138 S.W.2d 813 | Tex. Crim. App. | 1940

Lead Opinion

This is an appeal from an order of the Hon. Nat. W. Brooks, Judge of the Special District Court of Smith County, refusing to discharge relator under writ of habeas corpus. The record is before us without a statement of facts. It appears, however, that appellant was arrested by the Sheriff of Smith County, under and by virtue of an extradition warrant issued by the Governor of this State. Appellant applied to the judge of the above named Court for a writ of habeas corpus and alleged in his application that he was being illegally restrained of his liberty by the sheriff and prayed that upon a hearing thereof he be discharged. The writ was issued as prayed for and upon a hearing thereof, it was shown that on the 11th day of August, 1939, the Governor of this State issued his executive warrant. The warrant, upon its face appears to be in due and proper form. It shows that appellant is charged by affidavit and warrant with the crime of false pretenses, an offense against the laws of the State of Arkansas. That a demand for his arrest and surrender was made by the Governor of Arkansas upon the Governor of Texas, said demand being accompanied by copy of the affidavit, duly certified by the Governor of Arkansas as authentic. Insofar as this record shows, appellant did not challenge the correctness or authenticity of the Executive Warrant of the Governor of this State, or offer any evidence to convert its recitals. It appears to be the uniform holding of this court, in the absence of a showing to the contrary, that it will be presumed that the action of the Governor in issuing his executive warrant, if sufficient on its face, was upon proper and legal requisition, and that the Governor performed his duty in accordance with the law. In Ex Parte Hall, *69 284 S.W. 550, 551, the rule is stated as follows: "It seems to be a well-settled doctrine in this state that when the Governor issues a warrant for a fugitive from justice upon requisition from the Governor of another state, same is prima facie evidence, in a habeas corpus proceeding, that the fugitive should be returned to the demanding state, and that it devolves upon him to show by testimony that such writ was wrongfully issued. Ex Parte Carroll, 86 Tex.Crim. R., 217 S.W. 382, 8 A. L. R., 901; Ex parte White, 39 Tex.Crim. R.,46 S.W. 639; Ex parte Hatfield, 90 Tex.Crim. R., 235 S.W. 591."

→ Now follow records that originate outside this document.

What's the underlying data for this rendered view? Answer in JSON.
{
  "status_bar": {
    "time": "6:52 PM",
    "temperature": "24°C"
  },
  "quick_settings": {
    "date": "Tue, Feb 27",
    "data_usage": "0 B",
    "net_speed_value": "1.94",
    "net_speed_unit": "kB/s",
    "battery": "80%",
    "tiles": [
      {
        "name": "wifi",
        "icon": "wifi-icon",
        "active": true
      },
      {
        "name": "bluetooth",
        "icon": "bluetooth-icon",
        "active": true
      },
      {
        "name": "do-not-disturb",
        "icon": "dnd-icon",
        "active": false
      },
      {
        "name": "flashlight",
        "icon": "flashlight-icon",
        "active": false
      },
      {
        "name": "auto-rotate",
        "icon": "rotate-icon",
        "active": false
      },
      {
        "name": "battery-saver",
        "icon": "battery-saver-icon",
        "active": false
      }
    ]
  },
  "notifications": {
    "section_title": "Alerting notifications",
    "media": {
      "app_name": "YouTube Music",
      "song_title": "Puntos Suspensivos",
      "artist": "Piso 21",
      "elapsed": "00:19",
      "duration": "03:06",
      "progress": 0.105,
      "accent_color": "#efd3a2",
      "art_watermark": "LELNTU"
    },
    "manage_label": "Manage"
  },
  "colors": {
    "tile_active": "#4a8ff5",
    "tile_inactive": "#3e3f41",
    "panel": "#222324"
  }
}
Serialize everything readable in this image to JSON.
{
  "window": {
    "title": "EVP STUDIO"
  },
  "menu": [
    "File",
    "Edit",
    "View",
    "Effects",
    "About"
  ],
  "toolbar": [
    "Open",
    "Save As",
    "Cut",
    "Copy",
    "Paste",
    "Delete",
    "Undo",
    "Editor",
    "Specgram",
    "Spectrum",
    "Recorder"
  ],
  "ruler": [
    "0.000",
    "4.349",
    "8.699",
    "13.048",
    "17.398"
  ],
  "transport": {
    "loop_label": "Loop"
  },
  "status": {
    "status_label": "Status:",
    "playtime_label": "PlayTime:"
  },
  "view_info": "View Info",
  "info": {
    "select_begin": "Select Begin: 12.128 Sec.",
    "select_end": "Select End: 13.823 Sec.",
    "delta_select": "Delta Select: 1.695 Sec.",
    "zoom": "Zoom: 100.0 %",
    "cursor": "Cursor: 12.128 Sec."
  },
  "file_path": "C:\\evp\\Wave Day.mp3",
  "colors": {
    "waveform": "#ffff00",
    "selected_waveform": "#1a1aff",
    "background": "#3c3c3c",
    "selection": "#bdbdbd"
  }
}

Other authorities to the same effect are Ex parte Yawman,113 Tex. Crim. 20, Hyatt v. People of N.Y. Ex rel Corkran,188 U.S. 691, 47 Law Ed., 657; Ex parte Gordon, 37 S.W.2d , 1023; Ex parte Wells, 108 Tex.Crim. R., 298 S.W. 904; Ex parte Haynes, 98 Tex.Crim. R., 267 S.W. 490; Ex parte Gradington, 89 Tex. Cr., 432, 231 S.W. 781; Ex parte Nix,212 S.W. 507.

It follows from what we have said that the judgment of the trial court should be affirmed and it is so ordered.

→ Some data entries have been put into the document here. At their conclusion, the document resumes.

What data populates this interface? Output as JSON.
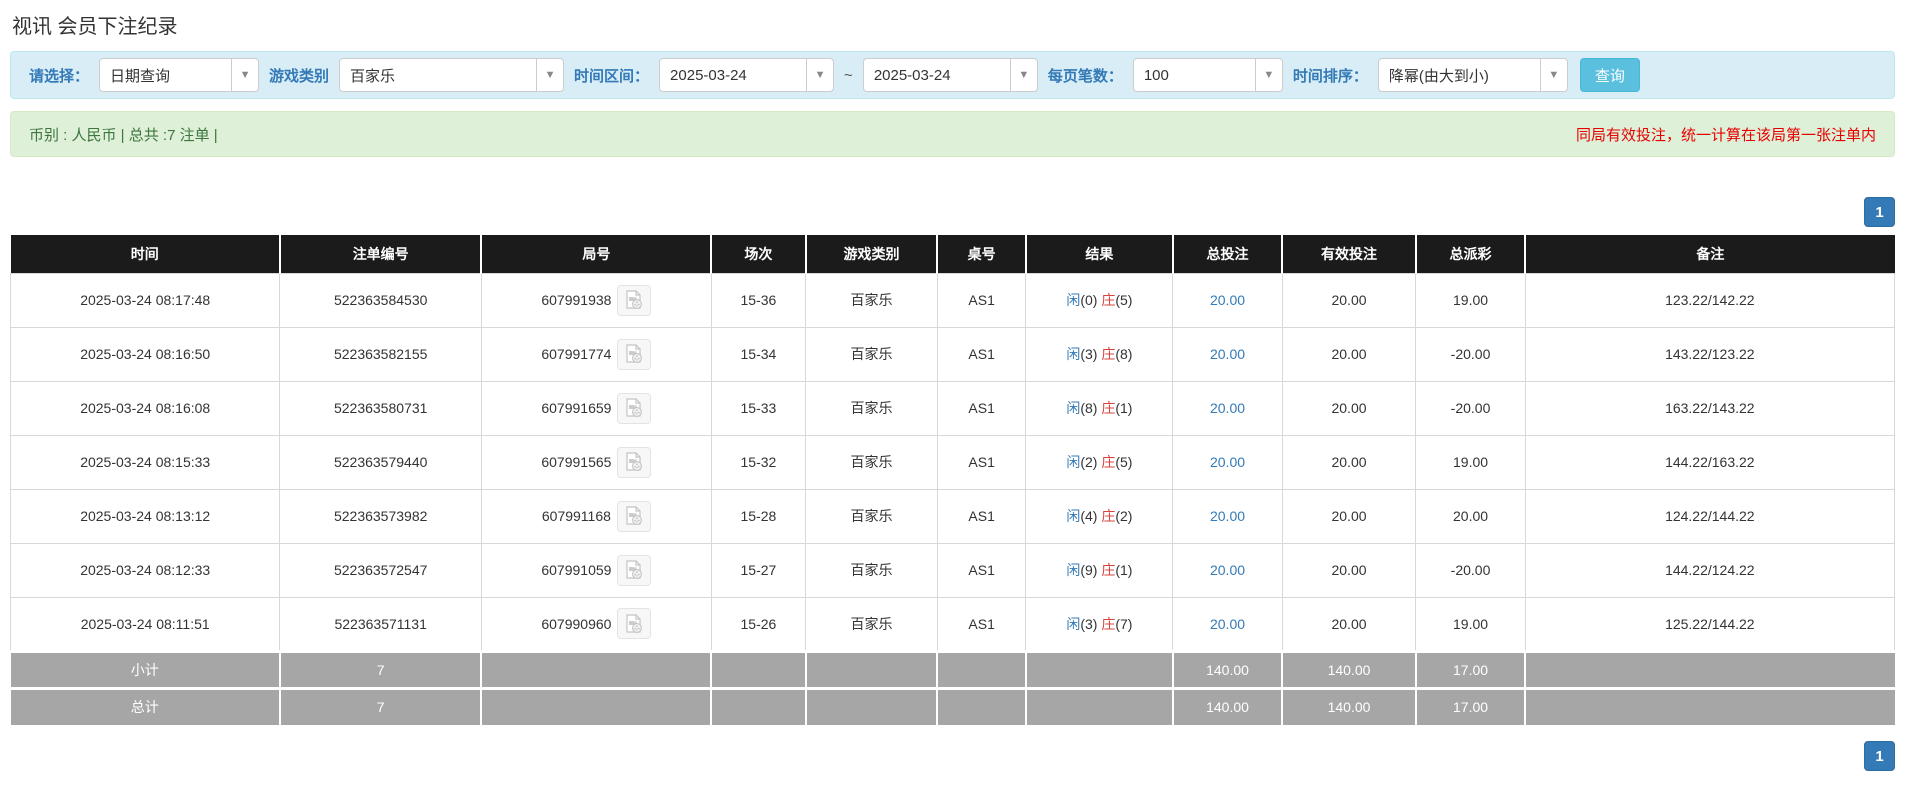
{
  "page": {
    "title": "视讯 会员下注纪录"
  },
  "colors": {
    "accent_blue": "#337ab7",
    "query_button_bg": "#5bc0de",
    "filter_bar_bg": "#d9edf7",
    "summary_bar_bg": "#dff0d8",
    "summary_text_green": "#3c763d",
    "warning_red": "#e60000",
    "table_header_bg": "#1b1b1b",
    "table_footer_bg": "#a6a6a6",
    "result_player_blue": "#337ab7",
    "result_banker_red": "#d9433f"
  },
  "filters": {
    "select_label": "请选择：",
    "select_value": "日期查询",
    "game_label": "游戏类别",
    "game_value": "百家乐",
    "range_label": "时间区间：",
    "date_from": "2025-03-24",
    "tilde": "~",
    "date_to": "2025-03-24",
    "per_page_label": "每页笔数：",
    "per_page_value": "100",
    "sort_label": "时间排序：",
    "sort_value": "降幂(由大到小)",
    "query_button": "查询",
    "caret": "▼"
  },
  "summary": {
    "left": "币别 : 人民币 | 总共 :7 注单 |",
    "right": "同局有效投注，统一计算在该局第一张注单内"
  },
  "pagination": {
    "page": "1"
  },
  "table": {
    "headers": [
      "时间",
      "注单编号",
      "局号",
      "场次",
      "游戏类别",
      "桌号",
      "结果",
      "总投注",
      "有效投注",
      "总派彩",
      "备注"
    ],
    "rows": [
      {
        "time": "2025-03-24 08:17:48",
        "bet_id": "522363584530",
        "round": "607991938",
        "session": "15-36",
        "game": "百家乐",
        "table": "AS1",
        "result_player": "闲",
        "result_player_n": "(0)",
        "result_banker": "庄",
        "result_banker_n": "(5)",
        "total_bet": "20.00",
        "valid_bet": "20.00",
        "payout": "19.00",
        "remark": "123.22/142.22"
      },
      {
        "time": "2025-03-24 08:16:50",
        "bet_id": "522363582155",
        "round": "607991774",
        "session": "15-34",
        "game": "百家乐",
        "table": "AS1",
        "result_player": "闲",
        "result_player_n": "(3)",
        "result_banker": "庄",
        "result_banker_n": "(8)",
        "total_bet": "20.00",
        "valid_bet": "20.00",
        "payout": "-20.00",
        "remark": "143.22/123.22"
      },
      {
        "time": "2025-03-24 08:16:08",
        "bet_id": "522363580731",
        "round": "607991659",
        "session": "15-33",
        "game": "百家乐",
        "table": "AS1",
        "result_player": "闲",
        "result_player_n": "(8)",
        "result_banker": "庄",
        "result_banker_n": "(1)",
        "total_bet": "20.00",
        "valid_bet": "20.00",
        "payout": "-20.00",
        "remark": "163.22/143.22"
      },
      {
        "time": "2025-03-24 08:15:33",
        "bet_id": "522363579440",
        "round": "607991565",
        "session": "15-32",
        "game": "百家乐",
        "table": "AS1",
        "result_player": "闲",
        "result_player_n": "(2)",
        "result_banker": "庄",
        "result_banker_n": "(5)",
        "total_bet": "20.00",
        "valid_bet": "20.00",
        "payout": "19.00",
        "remark": "144.22/163.22"
      },
      {
        "time": "2025-03-24 08:13:12",
        "bet_id": "522363573982",
        "round": "607991168",
        "session": "15-28",
        "game": "百家乐",
        "table": "AS1",
        "result_player": "闲",
        "result_player_n": "(4)",
        "result_banker": "庄",
        "result_banker_n": "(2)",
        "total_bet": "20.00",
        "valid_bet": "20.00",
        "payout": "20.00",
        "remark": "124.22/144.22"
      },
      {
        "time": "2025-03-24 08:12:33",
        "bet_id": "522363572547",
        "round": "607991059",
        "session": "15-27",
        "game": "百家乐",
        "table": "AS1",
        "result_player": "闲",
        "result_player_n": "(9)",
        "result_banker": "庄",
        "result_banker_n": "(1)",
        "total_bet": "20.00",
        "valid_bet": "20.00",
        "payout": "-20.00",
        "remark": "144.22/124.22"
      },
      {
        "time": "2025-03-24 08:11:51",
        "bet_id": "522363571131",
        "round": "607990960",
        "session": "15-26",
        "game": "百家乐",
        "table": "AS1",
        "result_player": "闲",
        "result_player_n": "(3)",
        "result_banker": "庄",
        "result_banker_n": "(7)",
        "total_bet": "20.00",
        "valid_bet": "20.00",
        "payout": "19.00",
        "remark": "125.22/144.22"
      }
    ],
    "subtotal": {
      "label": "小计",
      "count": "7",
      "total_bet": "140.00",
      "valid_bet": "140.00",
      "payout": "17.00"
    },
    "total": {
      "label": "总计",
      "count": "7",
      "total_bet": "140.00",
      "valid_bet": "140.00",
      "payout": "17.00"
    }
  }
}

The foregoing opinion of the Commission of Appeals has been examined by the Judges of the Court of Criminal Appeals and approved by the Court.

ON APPELLANT'S MOTION FOR REHEARING.






Addendum

Appellant has filed a formal motion for rehearing in which he states that the judgment of affirmance herein is contrary to the law. We think the original opinion properly disposed of all questions raised by the appeal.

The motion for rehearing is overruled.

The foregoing opinion of the Commission of Appeals has been examined by the Judges of the Court of Criminal Appeals and approved by the Court.